The other most common example is when a police officer asks questions of a driver at the side of the road, such as “how much have you had to drink this evening?” without giving the Miranda warnings. There is no violation of Miranda in this instance because the individual is not in custody at that point, so there is no custodial interrogation. The officer in this situation has usually not yet made a determination to arrest, and is just making what is called a “threshold inquiry.”

But sometimes the police do intentionally elicit incriminating responses of a person in custody without “Mirandizing” them. The recent Massachusetts Appeals Court case of Commonwealth v. Duplak is illustrative. In Duplak, the defendant was arrested and taken to the police station. Sometime during booking, and prior to giving Miranda warnings, the police asked the defendant if she owned a backpack that was found near her at her arrest. The defendant admitted ownership of the backpack, and the police then asked her about certain pills that they had found inside the backpack.

The defendant was ultimately convicted of possession of a class E substance. On appeal, the Appeals Court held that the defendant should be awarded a new trial because her trial attorney was ineffective for failing to move to suppress her statements given in response to the questions about the backpack and pills.
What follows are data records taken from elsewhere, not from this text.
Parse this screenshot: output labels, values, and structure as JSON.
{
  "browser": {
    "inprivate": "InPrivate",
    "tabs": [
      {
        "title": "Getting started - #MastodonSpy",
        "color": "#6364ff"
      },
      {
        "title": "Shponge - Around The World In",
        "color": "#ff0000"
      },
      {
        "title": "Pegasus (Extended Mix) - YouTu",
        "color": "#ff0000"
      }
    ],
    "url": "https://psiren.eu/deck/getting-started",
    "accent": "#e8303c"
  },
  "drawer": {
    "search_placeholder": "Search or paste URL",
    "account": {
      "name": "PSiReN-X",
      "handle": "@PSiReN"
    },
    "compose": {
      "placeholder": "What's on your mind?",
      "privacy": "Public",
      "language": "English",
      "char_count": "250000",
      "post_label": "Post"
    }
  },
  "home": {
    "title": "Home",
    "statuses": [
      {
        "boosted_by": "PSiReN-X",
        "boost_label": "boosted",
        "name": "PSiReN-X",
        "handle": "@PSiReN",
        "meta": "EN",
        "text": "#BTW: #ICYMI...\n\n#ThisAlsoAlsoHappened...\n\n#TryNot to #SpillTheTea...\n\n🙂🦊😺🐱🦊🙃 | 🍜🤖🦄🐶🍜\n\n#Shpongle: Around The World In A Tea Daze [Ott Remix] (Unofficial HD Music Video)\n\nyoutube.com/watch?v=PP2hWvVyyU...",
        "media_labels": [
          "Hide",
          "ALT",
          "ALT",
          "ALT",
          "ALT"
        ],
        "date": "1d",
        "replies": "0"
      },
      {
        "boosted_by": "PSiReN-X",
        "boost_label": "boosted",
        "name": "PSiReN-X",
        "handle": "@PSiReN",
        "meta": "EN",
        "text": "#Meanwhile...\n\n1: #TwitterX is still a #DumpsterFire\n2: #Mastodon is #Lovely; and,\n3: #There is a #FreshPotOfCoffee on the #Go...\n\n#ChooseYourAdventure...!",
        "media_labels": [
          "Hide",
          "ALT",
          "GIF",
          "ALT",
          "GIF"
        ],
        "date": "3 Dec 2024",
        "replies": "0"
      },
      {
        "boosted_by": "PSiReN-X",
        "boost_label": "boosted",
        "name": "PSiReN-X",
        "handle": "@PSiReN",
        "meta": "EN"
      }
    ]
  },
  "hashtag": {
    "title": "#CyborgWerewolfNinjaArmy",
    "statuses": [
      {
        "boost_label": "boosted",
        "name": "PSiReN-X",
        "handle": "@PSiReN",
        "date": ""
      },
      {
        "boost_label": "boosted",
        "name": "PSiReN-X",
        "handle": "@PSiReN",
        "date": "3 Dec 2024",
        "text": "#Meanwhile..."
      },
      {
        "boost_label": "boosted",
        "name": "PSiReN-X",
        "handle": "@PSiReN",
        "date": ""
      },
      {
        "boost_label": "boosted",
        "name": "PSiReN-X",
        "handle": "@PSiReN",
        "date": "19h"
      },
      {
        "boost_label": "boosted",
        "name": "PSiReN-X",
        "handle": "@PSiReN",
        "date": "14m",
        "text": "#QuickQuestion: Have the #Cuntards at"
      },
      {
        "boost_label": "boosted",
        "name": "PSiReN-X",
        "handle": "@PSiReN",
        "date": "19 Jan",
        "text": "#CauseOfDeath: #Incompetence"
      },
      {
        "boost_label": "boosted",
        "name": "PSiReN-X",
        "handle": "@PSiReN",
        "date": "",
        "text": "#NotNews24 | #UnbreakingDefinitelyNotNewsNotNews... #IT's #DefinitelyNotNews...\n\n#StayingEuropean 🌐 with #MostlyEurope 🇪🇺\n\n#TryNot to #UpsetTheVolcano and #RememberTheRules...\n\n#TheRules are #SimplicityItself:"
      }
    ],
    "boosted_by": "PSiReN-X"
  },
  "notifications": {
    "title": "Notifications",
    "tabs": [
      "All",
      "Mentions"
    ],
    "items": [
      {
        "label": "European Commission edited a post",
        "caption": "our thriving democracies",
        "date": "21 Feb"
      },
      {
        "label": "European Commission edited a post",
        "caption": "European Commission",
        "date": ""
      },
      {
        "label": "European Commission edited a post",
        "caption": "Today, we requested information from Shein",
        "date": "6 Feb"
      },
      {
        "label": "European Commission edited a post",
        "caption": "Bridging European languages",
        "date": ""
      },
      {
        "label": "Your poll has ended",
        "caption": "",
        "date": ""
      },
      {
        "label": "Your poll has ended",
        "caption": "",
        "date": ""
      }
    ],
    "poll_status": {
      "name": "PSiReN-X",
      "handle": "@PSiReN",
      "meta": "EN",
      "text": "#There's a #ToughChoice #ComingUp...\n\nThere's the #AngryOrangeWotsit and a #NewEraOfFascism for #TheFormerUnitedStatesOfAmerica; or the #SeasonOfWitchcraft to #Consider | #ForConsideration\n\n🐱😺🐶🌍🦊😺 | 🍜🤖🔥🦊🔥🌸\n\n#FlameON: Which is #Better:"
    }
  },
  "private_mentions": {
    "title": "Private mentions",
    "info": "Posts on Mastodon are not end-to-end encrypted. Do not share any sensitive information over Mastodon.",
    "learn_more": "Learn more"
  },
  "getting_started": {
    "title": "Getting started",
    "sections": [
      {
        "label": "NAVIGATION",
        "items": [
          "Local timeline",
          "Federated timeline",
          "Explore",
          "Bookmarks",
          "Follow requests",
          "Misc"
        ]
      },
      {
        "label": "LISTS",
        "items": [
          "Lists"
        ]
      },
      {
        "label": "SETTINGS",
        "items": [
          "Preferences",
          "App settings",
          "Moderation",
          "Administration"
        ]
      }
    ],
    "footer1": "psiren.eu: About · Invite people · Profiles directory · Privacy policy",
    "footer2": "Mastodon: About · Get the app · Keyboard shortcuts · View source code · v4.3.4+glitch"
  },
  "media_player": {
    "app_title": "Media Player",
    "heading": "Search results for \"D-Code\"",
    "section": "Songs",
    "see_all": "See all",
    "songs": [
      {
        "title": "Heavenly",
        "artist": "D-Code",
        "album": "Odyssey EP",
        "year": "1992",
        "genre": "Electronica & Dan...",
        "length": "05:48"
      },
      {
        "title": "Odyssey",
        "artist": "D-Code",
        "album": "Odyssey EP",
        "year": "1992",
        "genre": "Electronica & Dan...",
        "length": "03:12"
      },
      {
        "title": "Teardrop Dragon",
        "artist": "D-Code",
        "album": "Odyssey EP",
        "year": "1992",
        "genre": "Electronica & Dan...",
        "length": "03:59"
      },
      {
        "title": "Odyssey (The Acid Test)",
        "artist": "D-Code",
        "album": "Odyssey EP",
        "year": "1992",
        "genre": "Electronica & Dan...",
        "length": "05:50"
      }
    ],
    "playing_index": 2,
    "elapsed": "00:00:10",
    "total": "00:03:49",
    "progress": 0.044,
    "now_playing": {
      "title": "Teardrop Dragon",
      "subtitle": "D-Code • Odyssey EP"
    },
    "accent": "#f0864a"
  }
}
The Appeals Court held that the question were not routing booking questions, but were intended to elicit incrimination admissions. The custodial interrogation began, said the Appeals Court, when the police asked about the backpack. The follow-up question about ownership of the pills then put the defendant in a predicament: if she said that the pills weren’t hers, she was incriminating herself because she was admitting to possession of someone else’s pills; if she said that they were hers, she was similarly incriminating herself if she did not have a prescription for them.

If you have been charged with a crime and you believe that your rights may have been violated, you should retain the services of an experienced criminal defense attorney. In fact, even if you don’t think your rights have been violated, you should hire an attorney to analyze your case. Even if it turns out that the police did everything “by the book,” there may be other defenses available to you that an attorney will recognize (not to mention being able to plea bargain for you, and take the case to trial if need be).